Our garden is kaput. I’m always a little happy about that. I love the theory of farming but not the practice. Hoeing, picking peas and butterbeans, pulling corn and gathering squash and okra are all exhausting. Especially this year with Carl’s back pain flaring up and R.J. with a hurt wrist. Still there is something extremely satisfying about planting seeds in the ground and watching them grow. And then putting up that harvest! So I’m also a little sad when our garden plays out.

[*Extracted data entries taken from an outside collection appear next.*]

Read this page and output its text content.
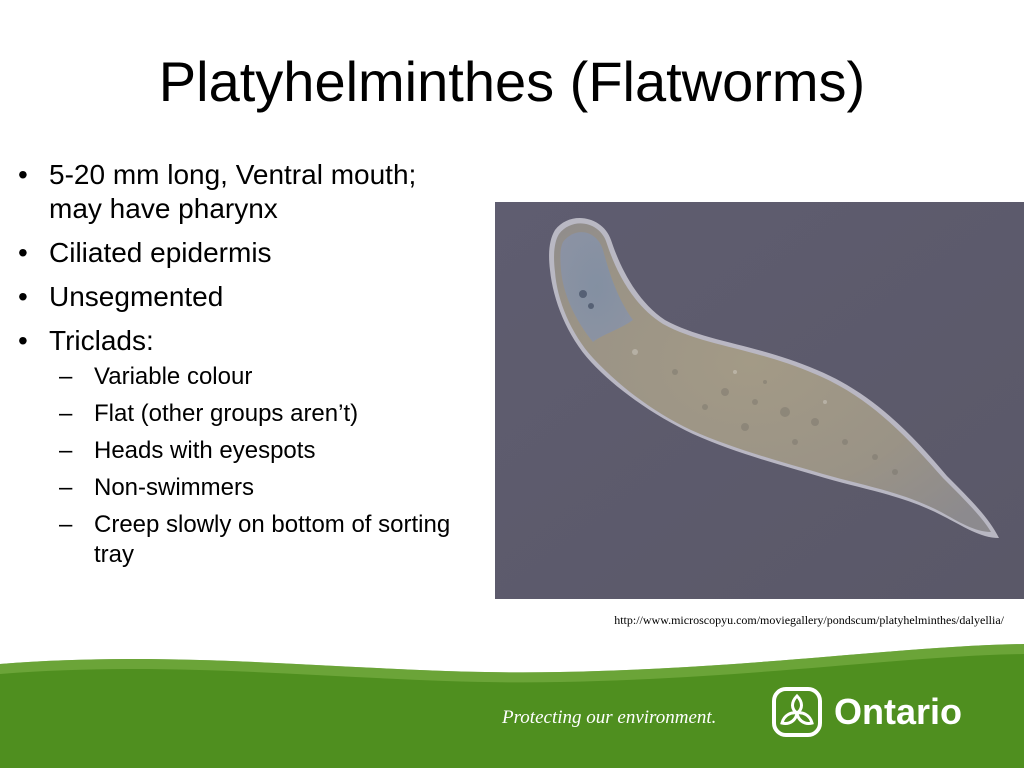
Platyhelminthes (Flatworms)
• 5-20 mm long, Ventral mouth; may have pharynx
• Ciliated epidermis
• Unsegmented
• Triclads:
– Variable colour
– Flat (other groups aren’t)
– Heads with eyespots
– Non-swimmers
– Creep slowly on bottom of sorting tray
http://www.microscopyu.com/moviegallery/pondscum/platyhelminthes/dalyellia/
Protecting our environment.	Ontario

When my mother was growing up, gardening was a necessity. Her family only purchased things like flour, sugar and coffee. The rest of their food came from the farm. And, of course, everything had to be done by hand. Richer farmers may have had gas-operated tractors in the 1920s and 1930s but my grandfathers still plowed with mules. At least they had mules! They mainly grew cotton for their cash crop and most of the family picked it when it was ready. Their vegetable garden consisted of rows of peas, butterbeans, squash and okra. They also grew turnips and collards in the early spring and early fall. My mother tells of picking velvet beans that stung her hands. I suppose it was similar to cutting okra. My hands sting as if covered with fire ants. Doesn’t bother Carl to cut the okra so I usually leave that to him.
Speaking of Carl, his headaches are continuing. It’s going to be another long night for him tonight. Thanks for remembering him in your prayers!